Don't be afraid to venture into the alleys of the Muslim part of Jerusalem. Few people come here, and yet the real life of the city can be found here. While the Jewish, Armenian and Christian districts have been greatly transformed by tourism, the Arab part is still home to ordinary people. There are schools and shops serving the people of Jerusalem.
There is nothing to worry about, at most you will spend a shekel on a great meal. Just a short walk from the bus station, on the very edge of Jerusalem, is the old Arab village of Lifta, or what's left of it. Its inhabitants fled in 1948 during the Israeli War of Independence and nothing has changed since. Its uniqueness lies in the fact that it is the only untouched village in all of Israel. The rest have been demolished or absorbed by development. So if you want to walk through the first half of 20th century Palestine, this is your chance.

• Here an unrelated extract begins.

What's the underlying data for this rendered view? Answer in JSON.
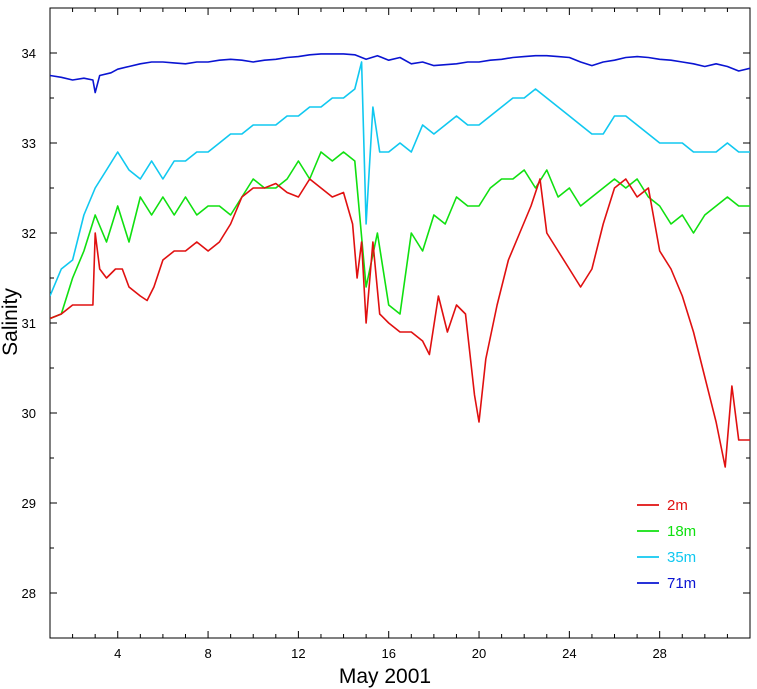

Shopping at the Mahane Yehuda Market is a little walk across the Middle East. Jews who left various Arab and other Islamic countries for Jerusalem after 1948 settled here. You will meet vendors from Iraq, Iran, Morocco, Yemen and other countries. The variety is reflected in the goods on offer, and tasting everything from olives to sweets is commonplace.
Many cafes and restaurants can be found in Jerusalem. For example, just outside the Damascus Gate, a "no-name" tea shop huddles among the shops, but serves great Arabic coffee, excellent tea and hookahs. Local men come here to chat and watch football.
Hummus, falafel and shawarma are part of the town's colour, offered in almost all the restaurants here, but the best are found at the small street vendors who hide in the twisting old alleyways. It's worth cutting back a little on comfort and staying right in the heart of the Old Town. The hostels there offer double rooms and the chance to blend into the city's atmosphere. Some of the most popular accommodations include the Cinema Hostel or the Stay Inn Hostel.